Though same-day ACH transaction are relatively new—the idea was suggested in 2009 and implemented in 2016—refinements continue to emerge. In March, the dollar limit of same-day ACH payments will increase to $100,000 from $25,000. And same-day ACH windows will be extended beginning in 2021, with three same-day ACH processing windows in a day.
“The availability of same-day ACH enables merchants to collect funds faster, reduces the likelihood of NSFs, and shortens the time period in which payments could be returned,” says Michael Herd, Nacha senior vice president of ACH network administration.
Thorness, like many, is paying attention to same-day ACH and related faster payments products. He has yet, however, to see much merchant interest, despite the various advantages. “It’s relatively minor,” he notes.

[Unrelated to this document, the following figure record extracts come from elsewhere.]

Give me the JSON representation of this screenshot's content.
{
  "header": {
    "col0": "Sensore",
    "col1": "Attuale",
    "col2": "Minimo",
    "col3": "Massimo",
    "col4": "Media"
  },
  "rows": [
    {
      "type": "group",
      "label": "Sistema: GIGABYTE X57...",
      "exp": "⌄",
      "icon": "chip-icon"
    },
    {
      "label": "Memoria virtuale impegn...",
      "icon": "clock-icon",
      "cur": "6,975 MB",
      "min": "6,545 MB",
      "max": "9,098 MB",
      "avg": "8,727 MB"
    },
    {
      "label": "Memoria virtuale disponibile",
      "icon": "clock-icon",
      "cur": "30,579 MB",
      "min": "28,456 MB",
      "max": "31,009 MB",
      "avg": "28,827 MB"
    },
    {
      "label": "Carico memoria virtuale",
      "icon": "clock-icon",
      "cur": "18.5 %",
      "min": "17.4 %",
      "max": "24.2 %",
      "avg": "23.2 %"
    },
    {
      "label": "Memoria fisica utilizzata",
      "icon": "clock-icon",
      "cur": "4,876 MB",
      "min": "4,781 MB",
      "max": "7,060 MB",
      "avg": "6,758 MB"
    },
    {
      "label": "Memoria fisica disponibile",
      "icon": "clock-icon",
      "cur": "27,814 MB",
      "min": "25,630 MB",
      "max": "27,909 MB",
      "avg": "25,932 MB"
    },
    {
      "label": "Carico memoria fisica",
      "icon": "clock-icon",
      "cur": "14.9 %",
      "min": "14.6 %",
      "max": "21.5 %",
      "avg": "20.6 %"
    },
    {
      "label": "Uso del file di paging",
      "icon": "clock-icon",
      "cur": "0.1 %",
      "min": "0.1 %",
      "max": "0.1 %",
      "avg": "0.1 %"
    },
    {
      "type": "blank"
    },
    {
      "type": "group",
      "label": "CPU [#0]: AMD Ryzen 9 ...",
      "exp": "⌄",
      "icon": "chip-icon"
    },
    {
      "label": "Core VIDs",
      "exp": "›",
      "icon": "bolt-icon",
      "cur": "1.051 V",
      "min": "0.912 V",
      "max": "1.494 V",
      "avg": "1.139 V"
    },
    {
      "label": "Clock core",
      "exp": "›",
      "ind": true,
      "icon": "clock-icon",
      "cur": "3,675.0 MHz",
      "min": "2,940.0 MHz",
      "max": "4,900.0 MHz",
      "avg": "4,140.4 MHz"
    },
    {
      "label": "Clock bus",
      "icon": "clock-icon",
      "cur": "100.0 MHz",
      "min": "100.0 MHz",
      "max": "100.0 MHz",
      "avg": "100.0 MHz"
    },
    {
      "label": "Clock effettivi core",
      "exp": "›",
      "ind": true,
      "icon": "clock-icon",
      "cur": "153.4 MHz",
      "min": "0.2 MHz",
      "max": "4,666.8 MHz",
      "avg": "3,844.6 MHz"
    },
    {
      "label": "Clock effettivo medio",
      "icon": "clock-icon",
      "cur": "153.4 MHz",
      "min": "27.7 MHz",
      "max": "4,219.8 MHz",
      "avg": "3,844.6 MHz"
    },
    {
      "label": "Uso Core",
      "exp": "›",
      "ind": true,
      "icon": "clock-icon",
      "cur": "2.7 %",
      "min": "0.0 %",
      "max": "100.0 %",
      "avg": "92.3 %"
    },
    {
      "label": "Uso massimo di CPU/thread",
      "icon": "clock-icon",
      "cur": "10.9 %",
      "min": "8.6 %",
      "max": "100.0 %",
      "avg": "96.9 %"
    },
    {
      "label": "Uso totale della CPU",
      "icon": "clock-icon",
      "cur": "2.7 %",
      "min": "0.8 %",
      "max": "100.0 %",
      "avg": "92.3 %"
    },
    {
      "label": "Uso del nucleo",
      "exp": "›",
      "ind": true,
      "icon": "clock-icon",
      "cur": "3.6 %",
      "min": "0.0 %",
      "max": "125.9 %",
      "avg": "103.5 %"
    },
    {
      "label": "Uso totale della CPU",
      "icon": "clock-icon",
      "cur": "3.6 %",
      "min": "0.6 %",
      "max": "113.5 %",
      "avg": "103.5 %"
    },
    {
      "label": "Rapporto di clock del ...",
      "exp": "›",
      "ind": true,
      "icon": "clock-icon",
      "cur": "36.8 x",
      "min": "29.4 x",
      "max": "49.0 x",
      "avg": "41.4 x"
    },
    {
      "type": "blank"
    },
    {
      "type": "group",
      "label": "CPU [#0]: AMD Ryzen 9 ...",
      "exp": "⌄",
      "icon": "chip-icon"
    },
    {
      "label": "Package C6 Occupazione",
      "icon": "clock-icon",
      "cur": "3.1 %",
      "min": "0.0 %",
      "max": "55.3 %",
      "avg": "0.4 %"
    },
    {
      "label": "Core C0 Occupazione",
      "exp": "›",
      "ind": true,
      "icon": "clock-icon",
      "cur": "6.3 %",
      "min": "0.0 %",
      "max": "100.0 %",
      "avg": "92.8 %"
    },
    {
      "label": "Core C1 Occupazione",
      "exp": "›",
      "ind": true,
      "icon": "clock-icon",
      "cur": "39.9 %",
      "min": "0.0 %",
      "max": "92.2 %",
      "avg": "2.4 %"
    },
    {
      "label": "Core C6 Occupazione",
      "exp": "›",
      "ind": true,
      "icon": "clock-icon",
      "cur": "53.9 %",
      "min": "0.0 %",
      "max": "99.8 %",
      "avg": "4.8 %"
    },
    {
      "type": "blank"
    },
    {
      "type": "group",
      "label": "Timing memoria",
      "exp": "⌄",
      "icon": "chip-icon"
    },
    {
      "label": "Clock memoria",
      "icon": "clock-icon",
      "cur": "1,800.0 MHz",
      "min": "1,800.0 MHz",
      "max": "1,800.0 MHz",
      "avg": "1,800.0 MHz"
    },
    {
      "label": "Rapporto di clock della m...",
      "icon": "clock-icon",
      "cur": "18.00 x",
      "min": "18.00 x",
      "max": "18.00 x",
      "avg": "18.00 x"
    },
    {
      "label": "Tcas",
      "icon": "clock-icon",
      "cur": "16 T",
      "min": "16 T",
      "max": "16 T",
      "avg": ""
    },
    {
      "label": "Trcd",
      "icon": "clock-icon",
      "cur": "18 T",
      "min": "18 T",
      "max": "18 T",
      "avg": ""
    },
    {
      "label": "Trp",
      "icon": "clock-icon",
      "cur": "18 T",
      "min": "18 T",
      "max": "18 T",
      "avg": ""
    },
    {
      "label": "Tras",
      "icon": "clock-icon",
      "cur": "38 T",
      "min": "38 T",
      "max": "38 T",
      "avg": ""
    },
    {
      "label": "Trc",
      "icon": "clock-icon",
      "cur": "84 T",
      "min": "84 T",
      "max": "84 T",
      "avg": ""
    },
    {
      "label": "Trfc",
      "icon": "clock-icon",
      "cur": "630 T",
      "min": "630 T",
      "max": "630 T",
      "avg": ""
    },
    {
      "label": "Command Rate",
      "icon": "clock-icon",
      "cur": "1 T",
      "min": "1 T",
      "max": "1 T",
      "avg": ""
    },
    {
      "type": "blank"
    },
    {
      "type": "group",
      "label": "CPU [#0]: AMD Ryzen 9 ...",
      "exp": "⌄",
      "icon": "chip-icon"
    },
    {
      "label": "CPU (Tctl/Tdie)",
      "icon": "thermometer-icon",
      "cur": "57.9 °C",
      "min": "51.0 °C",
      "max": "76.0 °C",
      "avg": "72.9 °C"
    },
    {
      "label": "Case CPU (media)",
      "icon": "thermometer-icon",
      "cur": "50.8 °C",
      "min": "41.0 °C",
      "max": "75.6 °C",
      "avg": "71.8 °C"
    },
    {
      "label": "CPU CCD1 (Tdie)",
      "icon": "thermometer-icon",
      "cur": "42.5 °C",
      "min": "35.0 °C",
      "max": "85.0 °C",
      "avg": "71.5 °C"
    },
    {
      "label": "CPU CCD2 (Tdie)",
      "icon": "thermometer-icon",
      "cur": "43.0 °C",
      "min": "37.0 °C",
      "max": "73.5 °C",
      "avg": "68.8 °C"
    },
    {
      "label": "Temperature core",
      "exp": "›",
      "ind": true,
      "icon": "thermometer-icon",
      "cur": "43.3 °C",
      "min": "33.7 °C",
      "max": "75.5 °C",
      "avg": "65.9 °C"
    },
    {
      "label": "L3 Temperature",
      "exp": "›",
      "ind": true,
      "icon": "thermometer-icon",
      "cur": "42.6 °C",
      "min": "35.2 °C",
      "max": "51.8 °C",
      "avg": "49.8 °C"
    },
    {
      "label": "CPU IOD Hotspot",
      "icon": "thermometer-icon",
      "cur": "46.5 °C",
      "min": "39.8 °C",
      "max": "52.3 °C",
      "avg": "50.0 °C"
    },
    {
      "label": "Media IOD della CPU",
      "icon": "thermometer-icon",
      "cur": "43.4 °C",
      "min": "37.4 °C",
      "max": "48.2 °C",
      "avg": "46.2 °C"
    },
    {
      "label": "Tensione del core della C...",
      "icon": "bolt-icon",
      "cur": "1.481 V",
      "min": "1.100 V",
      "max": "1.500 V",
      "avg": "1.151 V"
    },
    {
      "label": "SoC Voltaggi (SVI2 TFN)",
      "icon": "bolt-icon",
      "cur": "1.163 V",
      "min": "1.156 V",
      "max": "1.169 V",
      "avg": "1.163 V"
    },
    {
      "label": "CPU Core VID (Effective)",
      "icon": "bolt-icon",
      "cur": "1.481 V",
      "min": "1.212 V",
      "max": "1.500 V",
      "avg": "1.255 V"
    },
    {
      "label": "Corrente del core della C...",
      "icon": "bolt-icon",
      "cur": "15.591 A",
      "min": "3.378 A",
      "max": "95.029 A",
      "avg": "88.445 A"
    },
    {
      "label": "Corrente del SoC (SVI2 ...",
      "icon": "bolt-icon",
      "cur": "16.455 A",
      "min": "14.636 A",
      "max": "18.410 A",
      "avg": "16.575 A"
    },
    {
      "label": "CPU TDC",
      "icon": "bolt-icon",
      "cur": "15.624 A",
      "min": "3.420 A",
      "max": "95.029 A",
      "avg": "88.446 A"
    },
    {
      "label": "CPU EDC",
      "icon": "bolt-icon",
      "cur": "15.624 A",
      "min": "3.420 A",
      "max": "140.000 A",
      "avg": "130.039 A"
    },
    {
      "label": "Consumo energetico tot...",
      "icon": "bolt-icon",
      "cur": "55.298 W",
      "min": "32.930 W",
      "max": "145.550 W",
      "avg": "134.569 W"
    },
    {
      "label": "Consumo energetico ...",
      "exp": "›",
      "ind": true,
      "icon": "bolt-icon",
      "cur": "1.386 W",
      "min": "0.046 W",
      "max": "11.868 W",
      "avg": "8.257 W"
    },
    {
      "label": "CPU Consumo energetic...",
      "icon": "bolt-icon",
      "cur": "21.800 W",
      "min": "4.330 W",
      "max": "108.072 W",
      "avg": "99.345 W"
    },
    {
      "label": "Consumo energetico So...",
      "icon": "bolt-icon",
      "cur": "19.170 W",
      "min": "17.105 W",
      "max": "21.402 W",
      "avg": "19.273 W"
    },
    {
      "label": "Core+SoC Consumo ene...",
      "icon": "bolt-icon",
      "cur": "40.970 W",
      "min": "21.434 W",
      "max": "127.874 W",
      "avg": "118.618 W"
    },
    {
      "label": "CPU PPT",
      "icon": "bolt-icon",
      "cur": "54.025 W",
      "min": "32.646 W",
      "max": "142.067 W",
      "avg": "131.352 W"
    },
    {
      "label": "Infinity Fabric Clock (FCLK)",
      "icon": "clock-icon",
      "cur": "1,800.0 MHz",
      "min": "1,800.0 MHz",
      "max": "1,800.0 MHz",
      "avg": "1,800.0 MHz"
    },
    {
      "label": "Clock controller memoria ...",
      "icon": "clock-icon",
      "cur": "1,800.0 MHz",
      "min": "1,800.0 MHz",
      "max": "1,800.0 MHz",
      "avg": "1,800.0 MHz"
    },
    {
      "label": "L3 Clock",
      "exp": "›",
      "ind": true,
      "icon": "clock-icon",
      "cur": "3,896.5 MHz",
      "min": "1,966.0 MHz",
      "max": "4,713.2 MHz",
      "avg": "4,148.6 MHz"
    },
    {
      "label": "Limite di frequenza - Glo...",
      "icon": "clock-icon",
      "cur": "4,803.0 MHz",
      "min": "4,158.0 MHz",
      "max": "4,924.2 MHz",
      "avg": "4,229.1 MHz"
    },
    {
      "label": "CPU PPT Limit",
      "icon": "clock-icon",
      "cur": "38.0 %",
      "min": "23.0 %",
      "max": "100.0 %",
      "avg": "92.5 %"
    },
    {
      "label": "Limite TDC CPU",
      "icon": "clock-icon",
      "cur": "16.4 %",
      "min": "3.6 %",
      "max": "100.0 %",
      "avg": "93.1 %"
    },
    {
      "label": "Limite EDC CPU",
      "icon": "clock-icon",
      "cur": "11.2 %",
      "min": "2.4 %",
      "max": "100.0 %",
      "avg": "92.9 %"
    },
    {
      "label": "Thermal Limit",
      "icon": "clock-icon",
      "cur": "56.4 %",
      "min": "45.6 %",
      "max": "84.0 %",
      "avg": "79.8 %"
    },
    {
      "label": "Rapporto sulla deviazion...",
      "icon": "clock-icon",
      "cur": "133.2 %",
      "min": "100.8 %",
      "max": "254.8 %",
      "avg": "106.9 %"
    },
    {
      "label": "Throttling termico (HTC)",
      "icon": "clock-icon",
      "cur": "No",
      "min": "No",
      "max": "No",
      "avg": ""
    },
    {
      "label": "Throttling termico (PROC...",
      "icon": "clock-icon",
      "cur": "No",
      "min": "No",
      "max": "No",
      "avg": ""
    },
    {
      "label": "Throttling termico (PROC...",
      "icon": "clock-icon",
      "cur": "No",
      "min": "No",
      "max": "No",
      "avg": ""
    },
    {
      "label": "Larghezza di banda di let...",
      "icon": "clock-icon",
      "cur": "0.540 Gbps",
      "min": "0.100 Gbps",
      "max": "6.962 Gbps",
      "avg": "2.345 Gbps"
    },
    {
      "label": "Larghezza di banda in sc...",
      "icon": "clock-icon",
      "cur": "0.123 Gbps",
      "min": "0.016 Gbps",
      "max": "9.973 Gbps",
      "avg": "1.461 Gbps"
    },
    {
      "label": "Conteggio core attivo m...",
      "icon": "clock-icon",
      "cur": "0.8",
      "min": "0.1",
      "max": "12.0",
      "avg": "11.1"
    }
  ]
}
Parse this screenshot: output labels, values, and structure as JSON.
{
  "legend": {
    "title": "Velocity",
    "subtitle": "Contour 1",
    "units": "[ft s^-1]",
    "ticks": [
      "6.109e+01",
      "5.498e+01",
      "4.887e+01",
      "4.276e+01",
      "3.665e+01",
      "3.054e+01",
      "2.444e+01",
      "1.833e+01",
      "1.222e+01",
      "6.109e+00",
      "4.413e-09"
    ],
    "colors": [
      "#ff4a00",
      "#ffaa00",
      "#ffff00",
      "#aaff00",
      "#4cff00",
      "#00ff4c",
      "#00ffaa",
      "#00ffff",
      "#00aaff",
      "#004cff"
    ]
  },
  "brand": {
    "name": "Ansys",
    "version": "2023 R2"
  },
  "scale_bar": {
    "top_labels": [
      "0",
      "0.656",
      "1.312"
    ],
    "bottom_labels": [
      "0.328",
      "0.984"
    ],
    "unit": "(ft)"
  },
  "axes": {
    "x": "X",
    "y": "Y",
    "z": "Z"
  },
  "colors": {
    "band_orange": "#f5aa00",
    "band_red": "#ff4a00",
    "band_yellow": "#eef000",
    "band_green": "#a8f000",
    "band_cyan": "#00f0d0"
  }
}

The issue, he says, is that it may take three to four days for the merchant to know for sure that the ACH payment is valid.
“Same-day ACH doesn’t solve that problem because the return windows are still the same timeframe,” Thorness says. Same-day ACH transactions only knock one day off the return timeframe, he says.
“Send it on Monday, it hits on Monday and the merchant will know by Wednesday or Thursday if the transaction is good or not,” he says. “For same-day ACH to take off, the return window needs to narrow.”
“By accelerating the payment collection by a day, the return deadline also shortens by a day,” Herd says by email. “For example, a same-day ACH payment initiated on a Monday has a return deadline of the opening of business on Wednesday, instead of Thursday as with a next-day ACH payment. We are encouraging all banks and credit unions to use the same-day ACH capabilities when returning payments to shorten the return timeframe even further.”
This issue is always important for merchants, says Ebrahimi. “Getting paid faster is always a good thing,” he says. “Just a few years ago, ACH payments were batched and settled once every 24 hours on business days. Now, there are two settlement times in a 24-hour period.”
Nacha’s plan to add a third settlement window will allow event faster settlements, he says. “After the banks or processors settle the payments, they may hold it for an additional period before releasing funds to the merchant. It can take a day or two for the funds to be released.”
Merchants are very much aware of the benefits of ACH transactions, Herd says, adding that Nacha received more merchant feedback on the two sets of rules for same-day ACH than any other Nacha rules proposals.